German arms manufacturing company

Alfred Ziegenhahn (1875-1946)

Ziegenhahn & Sohn Jagdwaffen e.K. (formerly Ziegenhahn & Diem or Zi-Di) is a German arms manufacturing company. It was founded in 1911 and is located in Benshausen.

Alfred Ziegenhahn, founder of the firm, was born in 1875 in the town of Rotha in the southern part of the Harz mountain range. In 1889 he was apprenticed to Messrs. Schmidt & Habermann in Suhl, remaining with them and eventually being appointed as master gunsmith in 1922. Ziegenhahn's consuming interest in arms led to his making of rifles in his home workshop and creating ideas which could be patented. His collaboration with Messrs. Heinrich Diem in Benshausen started in 1911, at which time the combination 'Ziegenhahn-Diem' led to the name 'Zi-Di'.

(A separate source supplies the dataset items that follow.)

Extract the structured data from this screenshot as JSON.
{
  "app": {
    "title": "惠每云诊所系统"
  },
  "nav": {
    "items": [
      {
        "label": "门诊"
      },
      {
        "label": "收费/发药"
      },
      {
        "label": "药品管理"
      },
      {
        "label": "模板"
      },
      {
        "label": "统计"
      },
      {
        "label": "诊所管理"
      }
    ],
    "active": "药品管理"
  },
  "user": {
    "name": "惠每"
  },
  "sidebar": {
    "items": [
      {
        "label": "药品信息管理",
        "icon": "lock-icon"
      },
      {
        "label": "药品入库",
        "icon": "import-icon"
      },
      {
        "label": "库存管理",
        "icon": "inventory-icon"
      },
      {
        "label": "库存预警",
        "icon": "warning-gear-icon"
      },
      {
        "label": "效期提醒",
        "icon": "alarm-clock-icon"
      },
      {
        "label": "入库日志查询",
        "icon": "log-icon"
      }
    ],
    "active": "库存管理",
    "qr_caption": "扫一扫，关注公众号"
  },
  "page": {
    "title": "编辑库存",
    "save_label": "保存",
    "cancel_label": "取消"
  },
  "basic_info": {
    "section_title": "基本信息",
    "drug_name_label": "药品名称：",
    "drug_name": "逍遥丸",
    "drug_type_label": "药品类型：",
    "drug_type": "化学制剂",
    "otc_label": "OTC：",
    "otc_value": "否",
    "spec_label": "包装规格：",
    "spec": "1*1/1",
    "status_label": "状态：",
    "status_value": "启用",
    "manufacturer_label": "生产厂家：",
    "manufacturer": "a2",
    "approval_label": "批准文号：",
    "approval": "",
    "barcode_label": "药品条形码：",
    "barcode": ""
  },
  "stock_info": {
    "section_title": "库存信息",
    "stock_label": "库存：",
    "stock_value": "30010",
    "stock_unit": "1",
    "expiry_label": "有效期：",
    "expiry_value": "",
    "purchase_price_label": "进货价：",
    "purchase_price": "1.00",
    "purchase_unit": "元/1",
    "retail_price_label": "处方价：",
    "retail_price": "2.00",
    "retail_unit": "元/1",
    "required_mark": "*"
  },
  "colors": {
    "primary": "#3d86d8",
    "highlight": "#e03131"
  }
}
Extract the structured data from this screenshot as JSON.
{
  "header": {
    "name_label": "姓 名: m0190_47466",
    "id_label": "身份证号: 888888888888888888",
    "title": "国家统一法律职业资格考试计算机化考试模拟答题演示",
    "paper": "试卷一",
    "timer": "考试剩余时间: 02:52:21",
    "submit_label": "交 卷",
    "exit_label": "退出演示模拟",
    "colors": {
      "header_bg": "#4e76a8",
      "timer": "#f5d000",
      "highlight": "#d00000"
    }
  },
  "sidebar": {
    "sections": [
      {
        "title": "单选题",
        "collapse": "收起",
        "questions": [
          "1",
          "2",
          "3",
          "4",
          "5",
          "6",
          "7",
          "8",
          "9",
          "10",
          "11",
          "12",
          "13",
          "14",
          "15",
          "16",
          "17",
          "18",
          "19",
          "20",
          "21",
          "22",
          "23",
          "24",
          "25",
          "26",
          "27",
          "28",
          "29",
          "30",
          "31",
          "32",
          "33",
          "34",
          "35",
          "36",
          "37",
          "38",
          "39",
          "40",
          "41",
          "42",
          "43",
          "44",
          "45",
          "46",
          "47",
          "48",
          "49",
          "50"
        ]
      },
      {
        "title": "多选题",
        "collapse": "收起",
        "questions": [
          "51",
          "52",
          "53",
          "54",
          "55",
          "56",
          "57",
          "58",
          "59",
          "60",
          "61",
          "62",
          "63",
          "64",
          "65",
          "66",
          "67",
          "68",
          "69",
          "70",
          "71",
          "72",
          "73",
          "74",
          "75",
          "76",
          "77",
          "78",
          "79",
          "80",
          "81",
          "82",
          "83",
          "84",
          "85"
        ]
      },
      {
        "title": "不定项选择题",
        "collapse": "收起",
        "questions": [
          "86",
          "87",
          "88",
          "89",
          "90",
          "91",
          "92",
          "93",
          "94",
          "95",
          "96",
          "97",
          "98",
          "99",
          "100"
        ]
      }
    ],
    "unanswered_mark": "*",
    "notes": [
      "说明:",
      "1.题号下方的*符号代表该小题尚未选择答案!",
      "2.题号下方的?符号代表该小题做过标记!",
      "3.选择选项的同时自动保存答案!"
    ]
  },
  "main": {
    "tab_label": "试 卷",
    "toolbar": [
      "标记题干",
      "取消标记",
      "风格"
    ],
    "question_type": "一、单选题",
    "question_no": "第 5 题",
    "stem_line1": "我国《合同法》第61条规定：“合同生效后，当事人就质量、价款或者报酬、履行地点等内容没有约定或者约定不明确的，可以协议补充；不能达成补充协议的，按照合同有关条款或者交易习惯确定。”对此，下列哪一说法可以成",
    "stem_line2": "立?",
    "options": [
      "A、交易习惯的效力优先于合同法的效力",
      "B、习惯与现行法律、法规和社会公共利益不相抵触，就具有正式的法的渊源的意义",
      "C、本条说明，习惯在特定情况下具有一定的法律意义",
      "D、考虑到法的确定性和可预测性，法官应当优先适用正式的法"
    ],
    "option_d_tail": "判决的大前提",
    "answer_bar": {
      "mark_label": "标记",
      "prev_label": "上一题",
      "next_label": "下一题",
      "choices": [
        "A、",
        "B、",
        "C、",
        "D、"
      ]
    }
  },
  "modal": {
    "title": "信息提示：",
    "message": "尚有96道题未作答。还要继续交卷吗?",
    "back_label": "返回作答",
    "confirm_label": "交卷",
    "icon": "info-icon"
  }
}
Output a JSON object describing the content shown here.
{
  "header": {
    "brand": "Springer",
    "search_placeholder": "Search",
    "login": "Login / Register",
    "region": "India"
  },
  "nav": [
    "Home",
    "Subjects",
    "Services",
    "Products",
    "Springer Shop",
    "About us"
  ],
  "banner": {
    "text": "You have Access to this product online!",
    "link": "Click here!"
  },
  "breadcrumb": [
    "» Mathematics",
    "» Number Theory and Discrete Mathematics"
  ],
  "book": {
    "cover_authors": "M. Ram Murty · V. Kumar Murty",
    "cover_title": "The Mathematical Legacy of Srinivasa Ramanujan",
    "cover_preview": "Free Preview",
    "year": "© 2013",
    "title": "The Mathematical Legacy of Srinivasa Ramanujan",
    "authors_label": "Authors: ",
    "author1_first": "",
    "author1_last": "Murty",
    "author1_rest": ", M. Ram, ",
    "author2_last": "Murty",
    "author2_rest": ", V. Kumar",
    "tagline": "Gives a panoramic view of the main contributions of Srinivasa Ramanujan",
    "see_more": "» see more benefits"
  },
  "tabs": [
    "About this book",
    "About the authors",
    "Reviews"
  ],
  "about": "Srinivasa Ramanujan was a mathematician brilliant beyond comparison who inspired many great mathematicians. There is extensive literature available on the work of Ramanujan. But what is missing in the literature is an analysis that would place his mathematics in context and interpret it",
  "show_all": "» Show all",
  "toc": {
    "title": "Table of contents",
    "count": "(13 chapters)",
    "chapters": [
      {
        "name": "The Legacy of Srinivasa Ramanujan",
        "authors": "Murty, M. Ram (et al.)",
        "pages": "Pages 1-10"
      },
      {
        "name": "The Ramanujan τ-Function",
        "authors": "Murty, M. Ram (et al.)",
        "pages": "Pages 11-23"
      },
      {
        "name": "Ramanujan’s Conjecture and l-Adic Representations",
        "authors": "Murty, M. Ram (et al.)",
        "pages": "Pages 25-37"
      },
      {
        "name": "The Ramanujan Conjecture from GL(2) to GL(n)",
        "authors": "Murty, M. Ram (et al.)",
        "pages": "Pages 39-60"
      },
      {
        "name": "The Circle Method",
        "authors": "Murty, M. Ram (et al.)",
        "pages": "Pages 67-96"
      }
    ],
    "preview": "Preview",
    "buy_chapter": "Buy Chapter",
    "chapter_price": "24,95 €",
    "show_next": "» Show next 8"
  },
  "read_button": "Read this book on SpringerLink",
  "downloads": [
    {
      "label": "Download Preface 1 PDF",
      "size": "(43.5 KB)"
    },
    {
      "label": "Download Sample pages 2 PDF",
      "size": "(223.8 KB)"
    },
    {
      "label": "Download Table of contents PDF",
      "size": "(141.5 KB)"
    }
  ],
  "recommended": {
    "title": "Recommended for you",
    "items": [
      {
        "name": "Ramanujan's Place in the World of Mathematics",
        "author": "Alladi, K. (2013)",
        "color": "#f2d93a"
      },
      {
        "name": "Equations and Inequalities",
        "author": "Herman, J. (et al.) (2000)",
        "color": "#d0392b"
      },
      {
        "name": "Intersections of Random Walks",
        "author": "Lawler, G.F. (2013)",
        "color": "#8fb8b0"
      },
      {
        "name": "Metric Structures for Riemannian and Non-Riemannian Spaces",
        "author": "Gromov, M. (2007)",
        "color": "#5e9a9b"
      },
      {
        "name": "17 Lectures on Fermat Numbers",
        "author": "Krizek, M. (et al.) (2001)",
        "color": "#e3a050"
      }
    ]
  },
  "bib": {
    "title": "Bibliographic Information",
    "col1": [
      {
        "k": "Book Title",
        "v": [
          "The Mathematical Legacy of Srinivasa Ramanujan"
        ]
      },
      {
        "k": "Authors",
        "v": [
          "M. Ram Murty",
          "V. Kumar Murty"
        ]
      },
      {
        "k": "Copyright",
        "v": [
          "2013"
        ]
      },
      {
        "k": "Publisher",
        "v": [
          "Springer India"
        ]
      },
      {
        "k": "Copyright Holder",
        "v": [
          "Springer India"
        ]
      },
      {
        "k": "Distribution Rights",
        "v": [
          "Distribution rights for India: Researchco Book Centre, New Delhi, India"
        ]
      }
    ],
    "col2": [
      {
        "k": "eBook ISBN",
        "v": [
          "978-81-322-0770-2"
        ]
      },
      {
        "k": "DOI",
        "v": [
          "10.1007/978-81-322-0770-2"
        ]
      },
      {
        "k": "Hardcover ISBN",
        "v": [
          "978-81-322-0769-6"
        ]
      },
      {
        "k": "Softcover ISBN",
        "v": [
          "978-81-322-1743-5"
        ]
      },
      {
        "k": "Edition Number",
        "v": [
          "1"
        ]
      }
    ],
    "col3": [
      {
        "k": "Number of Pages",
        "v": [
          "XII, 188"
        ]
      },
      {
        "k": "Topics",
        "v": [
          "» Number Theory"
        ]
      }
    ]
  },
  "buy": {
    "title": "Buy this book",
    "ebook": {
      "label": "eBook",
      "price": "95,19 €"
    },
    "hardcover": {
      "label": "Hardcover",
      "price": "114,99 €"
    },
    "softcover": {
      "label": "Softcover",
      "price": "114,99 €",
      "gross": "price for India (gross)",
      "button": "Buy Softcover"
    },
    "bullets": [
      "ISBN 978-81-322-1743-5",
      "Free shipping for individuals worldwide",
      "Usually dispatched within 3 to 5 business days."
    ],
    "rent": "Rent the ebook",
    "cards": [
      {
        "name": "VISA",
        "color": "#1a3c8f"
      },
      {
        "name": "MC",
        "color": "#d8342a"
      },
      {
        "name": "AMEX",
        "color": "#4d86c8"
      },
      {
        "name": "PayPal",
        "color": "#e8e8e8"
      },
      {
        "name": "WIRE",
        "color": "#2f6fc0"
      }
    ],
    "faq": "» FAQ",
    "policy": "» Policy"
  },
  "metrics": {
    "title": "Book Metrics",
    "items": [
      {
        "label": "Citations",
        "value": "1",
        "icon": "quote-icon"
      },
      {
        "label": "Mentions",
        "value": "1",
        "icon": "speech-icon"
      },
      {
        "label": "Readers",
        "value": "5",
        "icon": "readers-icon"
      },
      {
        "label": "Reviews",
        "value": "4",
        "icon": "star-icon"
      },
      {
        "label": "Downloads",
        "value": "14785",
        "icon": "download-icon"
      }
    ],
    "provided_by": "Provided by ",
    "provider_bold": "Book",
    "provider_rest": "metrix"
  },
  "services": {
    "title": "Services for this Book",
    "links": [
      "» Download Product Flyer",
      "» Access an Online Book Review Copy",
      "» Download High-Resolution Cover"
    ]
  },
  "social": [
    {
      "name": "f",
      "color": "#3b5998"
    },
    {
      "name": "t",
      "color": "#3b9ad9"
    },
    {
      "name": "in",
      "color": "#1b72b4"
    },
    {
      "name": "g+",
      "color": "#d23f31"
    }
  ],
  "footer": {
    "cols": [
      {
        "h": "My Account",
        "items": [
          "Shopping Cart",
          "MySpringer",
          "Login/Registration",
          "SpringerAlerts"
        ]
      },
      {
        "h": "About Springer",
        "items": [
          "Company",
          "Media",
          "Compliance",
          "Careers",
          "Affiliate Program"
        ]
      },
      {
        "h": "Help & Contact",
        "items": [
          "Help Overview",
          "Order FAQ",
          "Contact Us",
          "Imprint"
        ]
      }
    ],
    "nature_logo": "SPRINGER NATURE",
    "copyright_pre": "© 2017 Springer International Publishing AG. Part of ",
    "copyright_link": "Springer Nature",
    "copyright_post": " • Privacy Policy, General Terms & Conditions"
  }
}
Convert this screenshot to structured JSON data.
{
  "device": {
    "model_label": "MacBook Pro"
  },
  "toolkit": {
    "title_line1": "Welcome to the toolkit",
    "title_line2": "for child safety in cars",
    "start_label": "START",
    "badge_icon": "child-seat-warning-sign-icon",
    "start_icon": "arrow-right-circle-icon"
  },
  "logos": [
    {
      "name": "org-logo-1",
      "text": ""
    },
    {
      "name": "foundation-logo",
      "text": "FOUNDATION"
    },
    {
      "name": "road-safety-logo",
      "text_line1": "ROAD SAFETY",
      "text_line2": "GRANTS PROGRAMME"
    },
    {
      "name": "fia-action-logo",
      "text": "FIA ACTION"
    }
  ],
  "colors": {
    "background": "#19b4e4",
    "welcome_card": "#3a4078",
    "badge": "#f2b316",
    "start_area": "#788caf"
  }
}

Alfred’s son, Fritz (born 1903), was likewise apprenticed to Schmidt & Habermann between 1917 and 1920, becoming a master gunsmith in 1933. Ten years earlier in 1923 Alfred Ziegenhahn broke his ties with Schmidt & Habermann and started up on his own, Fritz joining him.

One of their first large contracts was the conversion of 30,000 Luger pistols from 7.65mm to 9mm for the German Reichswehr Army of the Weimar Republic.

After World War II, American troops destroyed the company's entire inventory of weapons, running them over with trucks, and dumped all its ammunition in Switzerland. (The ammunition was later recovered.) Banned from arms production, the company produced saw blades until 1952, when it was allowed to produce arms again. The company produced only pistols until 1981, when it resumed production of long arms.

Ziegenhahn & Diem was renamed Ziegenhahn & Sohn oHG in 1993, then subsequently renamed Ziegenhahn & Sohn Jagdwaffen e.K. in 2012.